Little by little things started to sort themselves out.  Sam turned 18 and cashed in all of the savings bonds his grandparents had given him and went off to travel the world as a professional skateboarder.  Four years later, Ben started his carpentry apprenticeship and moved out of the house.  Excited empty nesters, we booked a romantic budget trip to Europe!

And then in year 10 of our marriage a letter arrived by certified mail.  It was from the Catholic Archdiocese of Milwaukee.  It said, “We regret to inform you that while you are married in the eyes of god, your paperwork was never properly filed with the State of Wisconsin.”  It went on to explain that we had a year to file a special form called a “delayed certification of marriage.”

Stunned, Tom made us a drink and we reread the letter together a dozen times.  What did it mean?  Was it a “get out of jail free” card?  How strong was our commitment to one another?  How would we feel if the letter had arrived a few years earlier, in the midst of the firestorm that was our family life?  Since there was no urgency and we were busy with work, we decided to just think on it for a few weeks.

And then the Journal Sentinel came out with an article.  It said  that during a period from roughly 1988 to 1990, the church where we were married failed to complete the necessary legal paperwork.  The reporter discovered that the issue was uncovered when a woman who had also been married during that period, applied for a passport in her married name.  When the government informed her there was no person with that name matching that social security number, the shit hit the fan.
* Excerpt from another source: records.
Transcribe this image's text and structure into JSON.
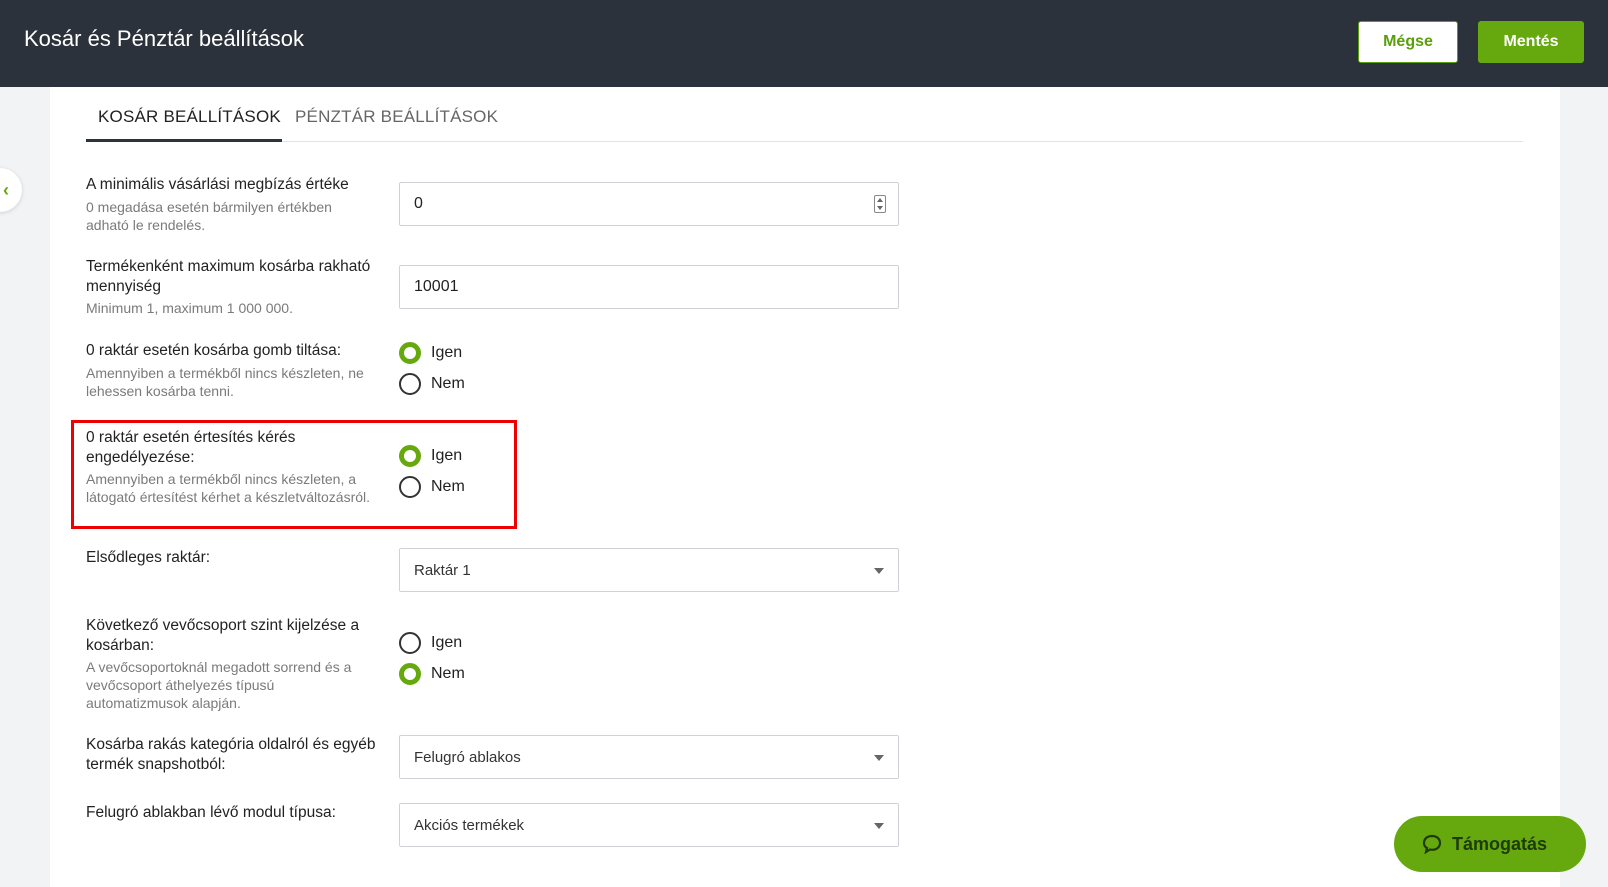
{
  "header": {
    "title": "Kosár és Pénztár beállítások",
    "cancel_label": "Mégse",
    "save_label": "Mentés"
  },
  "tabs": [
    {
      "label": "KOSÁR BEÁLLÍTÁSOK",
      "active": true
    },
    {
      "label": "PÉNZTÁR BEÁLLÍTÁSOK",
      "active": false
    }
  ],
  "settings": {
    "min_order": {
      "label": "A minimális vásárlási megbízás értéke",
      "hint": "0 megadása esetén bármilyen értékben adható le rendelés.",
      "value": "0"
    },
    "max_qty": {
      "label": "Termékenként maximum kosárba rakható mennyiség",
      "hint": "Minimum 1, maximum 1 000 000.",
      "value": "10001"
    },
    "disable_cart_button": {
      "label": "0 raktár esetén kosárba gomb tiltása:",
      "hint": "Amennyiben a termékből nincs készleten, ne lehessen kosárba tenni.",
      "yes": "Igen",
      "no": "Nem",
      "selected": "Igen"
    },
    "notify_request": {
      "label": "0 raktár esetén értesítés kérés engedélyezése:",
      "hint": "Amennyiben a termékből nincs készleten, a látogató értesítést kérhet a készletváltozásról.",
      "yes": "Igen",
      "no": "Nem",
      "selected": "Igen"
    },
    "primary_warehouse": {
      "label": "Elsődleges raktár:",
      "value": "Raktár 1"
    },
    "next_group_level": {
      "label": "Következő vevőcsoport szint kijelzése a kosárban:",
      "hint": "A vevőcsoportoknál megadott sorrend és a vevőcsoport áthelyezés típusú automatizmusok alapján.",
      "yes": "Igen",
      "no": "Nem",
      "selected": "Nem"
    },
    "add_to_cart_mode": {
      "label": "Kosárba rakás kategória oldalról és egyéb termék snapshotból:",
      "value": "Felugró ablakos"
    },
    "popup_module_type": {
      "label": "Felugró ablakban lévő modul típusa:",
      "value": "Akciós termékek"
    }
  },
  "support": {
    "label": "Támogatás"
  },
  "colors": {
    "accent": "#66a90f",
    "topbar": "#2c323b",
    "highlight": "#e00000"
  }
}
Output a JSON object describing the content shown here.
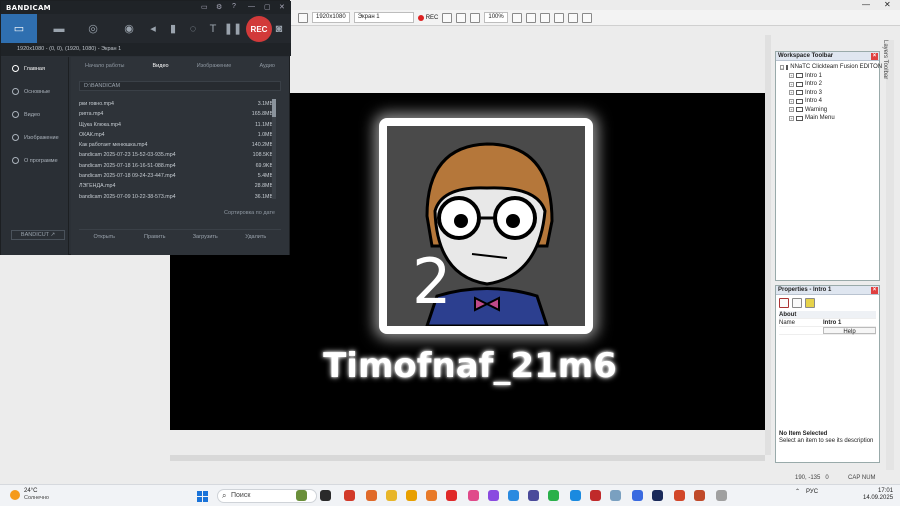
{
  "editor": {
    "toolbar": {
      "resolution": "1920x1080",
      "screen": "Экран 1",
      "rec": "REC",
      "zoom": "100%"
    },
    "frame": {
      "game_title": "Timofnaf_21m6",
      "portrait_number": "2"
    },
    "workspace": {
      "title": "Workspace Toolbar",
      "root": "NNaTC Clickteam Fusion EDITON",
      "items": [
        "Intro 1",
        "Intro 2",
        "Intro 3",
        "Intro 4",
        "Warning",
        "Main Menu"
      ]
    },
    "properties": {
      "title": "Properties - Intro 1",
      "section": "About",
      "name_label": "Name",
      "name_value": "Intro 1",
      "help": "Help",
      "no_item_title": "No Item Selected",
      "no_item_desc": "Select an item to see its description"
    },
    "vertical_tab": "Layers Toolbar",
    "status": {
      "coords": "190, -135",
      "zero": "0",
      "caps": "CAP NUM"
    }
  },
  "bandicam": {
    "logo": "BANDICAM",
    "rec": "REC",
    "target": "1920x1080 - (0, 0), (1920, 1080) - Экран 1",
    "sidebar": [
      "Главная",
      "Основные",
      "Видео",
      "Изображение",
      "О программе"
    ],
    "tabs": [
      "Начало работы",
      "Видео",
      "Изображение",
      "Аудио"
    ],
    "path": "D:\\BANDICAM",
    "files": [
      {
        "name": "рки говно.mp4",
        "size": "3.1MB"
      },
      {
        "name": "ригга.mp4",
        "size": "165.8MB"
      },
      {
        "name": "Щука Клюка.mp4",
        "size": "11.1MB"
      },
      {
        "name": "ОКАК.mp4",
        "size": "1.0MB"
      },
      {
        "name": "Как работает менюшка.mp4",
        "size": "140.2MB"
      },
      {
        "name": "bandicam 2025-07-23 15-52-03-935.mp4",
        "size": "108.5KB"
      },
      {
        "name": "bandicam 2025-07-18 16-16-51-088.mp4",
        "size": "69.9KB"
      },
      {
        "name": "bandicam 2025-07-18 09-24-23-447.mp4",
        "size": "5.4MB"
      },
      {
        "name": "ЛЭГЕНДА.mp4",
        "size": "28.8MB"
      },
      {
        "name": "bandicam 2025-07-09 10-22-38-573.mp4",
        "size": "36.1MB"
      }
    ],
    "sort": "Сортировка по дате",
    "actions": [
      "Открыть",
      "Править",
      "Загрузить",
      "Удалить"
    ],
    "bandicut": "BANDICUT ↗"
  },
  "taskbar": {
    "weather_temp": "24°C",
    "weather_desc": "Солнечно",
    "search": "Поиск",
    "lang": "РУС",
    "time": "17:01",
    "date": "14.09.2025"
  },
  "colors": {
    "bandicam_bg": "#2b3036",
    "rec": "#d23a3a",
    "accent": "#2f6fb0"
  }
}
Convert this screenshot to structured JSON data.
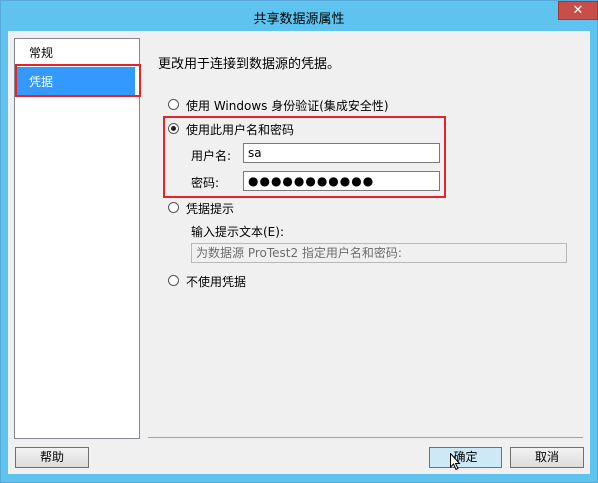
{
  "window": {
    "title": "共享数据源属性",
    "close_label": "✕"
  },
  "nav": {
    "items": [
      {
        "label": "常规",
        "selected": false
      },
      {
        "label": "凭据",
        "selected": true
      }
    ]
  },
  "main": {
    "heading": "更改用于连接到数据源的凭据。",
    "options": [
      {
        "label": "使用 Windows 身份验证(集成安全性)",
        "checked": false
      },
      {
        "label": "使用此用户名和密码",
        "checked": true
      },
      {
        "label": "凭据提示",
        "checked": false
      },
      {
        "label": "不使用凭据",
        "checked": false
      }
    ],
    "username_label": "用户名:",
    "username_value": "sa",
    "password_label": "密码:",
    "password_value": "●●●●●●●●●●●",
    "prompt_label": "输入提示文本(E):",
    "prompt_value": "为数据源 ProTest2 指定用户名和密码:"
  },
  "footer": {
    "help_label": "帮助",
    "ok_label": "确定",
    "cancel_label": "取消"
  },
  "colors": {
    "accent_selection": "#3399ff",
    "highlight_box": "#e4242b",
    "titlebar": "#5ec3ee",
    "close_button": "#c74f47"
  }
}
I didn’t change my  name so it never came up when I got my passport for our trip to Europe.  But we’d been filing joint tax returns the whole time.  This was difficult to understand.

The article also cautioned people affected by this mishandling of really fucking important paperwork, that it was not a “get out of jail free card.”  Looks like a marriage, smells like a marriage.  The untangling of any union would require time in court.

Tom made us a drink and we discussed our course of action.  Together we decided that the letter was really a gift.  That we could take our time, the whole year allotted to us, to think about the years that we had survived, our lives as they were now, and the kind of relationship we wanted going forward.  We established a weekly date night.  We found new interests in common like visiting art museums.  We rekindled our friendship and passion.  We went on vacation with my adult sons, mended fences, laughed about the years that we had survived together, and truly reconnected.

Weeks and months went by and soon we were coming close to the deadline.  With five days to spare and the signatures of two witnesses who attended our wedding, we filed that delayed certification of marriage form.  We finally became the family we wanted.  The rest will be easy.

This month Tom and I celebrate our 28th anniversary.  Or maybe it’s technically only 18.

4 thoughts on “Our Anniversary

  1. Ahh. The memories. I remember you calling me at work. I hopped in my car and drove from Fond du Lac to Milwaukee, just to make sure I was married, since we had the same priest. Happy Anniversary.